Actually, the sex and disease columns are ignored.
Files ending in _1.fq.gz
and _2.fq.gz
are recognized as first and second reads of a paired-end read run, as are files containing _R1_
and _R2_
.
cat <<"EOF" >pedigree.ped
FAM offspring father mother 1 2 offspring_1.fq.gz,offspring_2.fq.gz
FAM father 0 0 1 1 father_1.fq.gz,father_2.fq.gz
FAM mother 0 0 2 1 mother_1.fq.gz,mother_2.fq.gz
EOF
# hlama --help
# hlama --pedigree pedigree.ped --read-base-dir path/to/reads
To test your HLA-MA installation and run a small example, please see First steps
HLA-MA uses the third-party tools OptiType (together with Yara and RazerS 3) for predicting the HLA types of a sample. The Human leukocyte antigen (HLA) is a gene complex important in the immune system. The HLA loci are highly variable and are thus very useful as a genetic fingerprint for identifying samples.
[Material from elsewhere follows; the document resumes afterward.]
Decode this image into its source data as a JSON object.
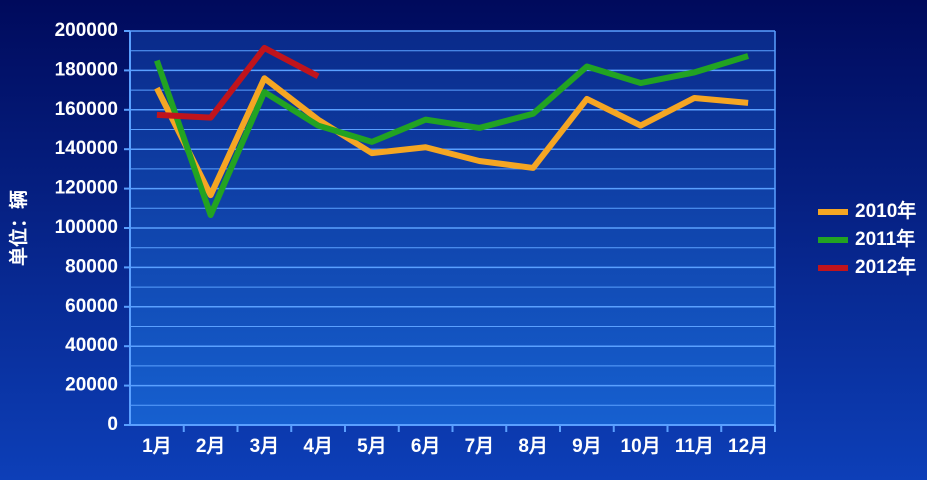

There are three genes, HLA-A, HLA-B, HLA-C. Thus, a diploid human genome carries six HLA gene copies in total. Most HLA types found in the human population are known and are assigned a number, its HLA type, e.g., HLA-A*02:01. The combination of the six hla types in a human genome is used as the fingerprint.
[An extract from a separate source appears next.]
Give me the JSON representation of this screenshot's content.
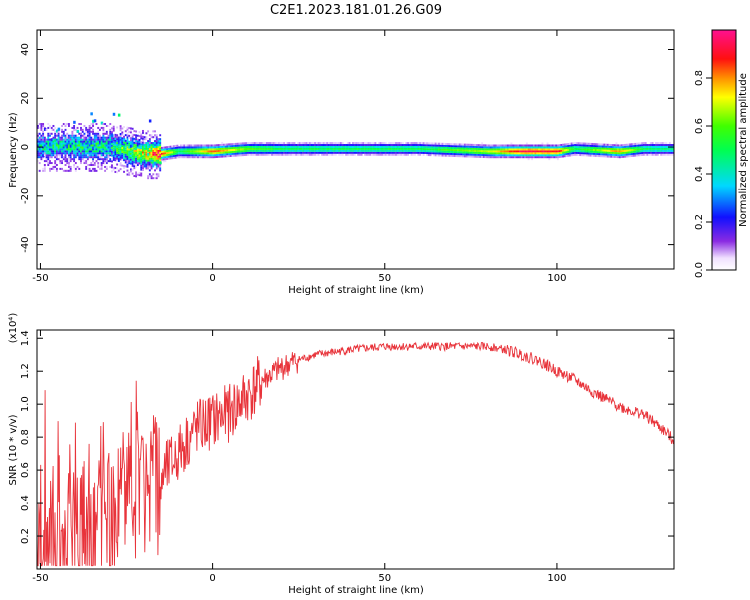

In matched tumor/normal samples the HLA type should be the same, or in the case of somatic mutations in the HLA loci at least very similar. Thus, a strong mismatch in HLA types indicates problems with sample matching (e.g., sample swaps).
In samples derived from related individuals the HLA types should follow the Mendelian inheritance rules. Thus, for each offspring, one copy of HLA-A should come from the biological mother and the other copy should come from the biological father (and similar for HLA-B and HLA-C).
For OptiType, we observe an accuracy of 98% in HLA typing, thus its results can be used for easy sanity checking of HTS samples. Generally, one considers the so-called two-digit HLA type (e.g., HLA-A*02) and the so-called four-digit HLA type (e.g., HLA-A*02:01). When there is a single mismatch in the four-digit HLA type between the actual and expected types of a sample, a two-digit match can still indicate a good match.
- Messerschmidt C., Beule D., Holtgrewe, M. (2016). Simple yet powerful matching of samples using HLA typing results. To appear.
Q: Should I use single-end data or paired-end data?
A: Both can be used but we observe much better precision in OptiType with paired-end data.
Q: The image you are using is an alpaca!
A: That's true but lamas and alpacas are closely related.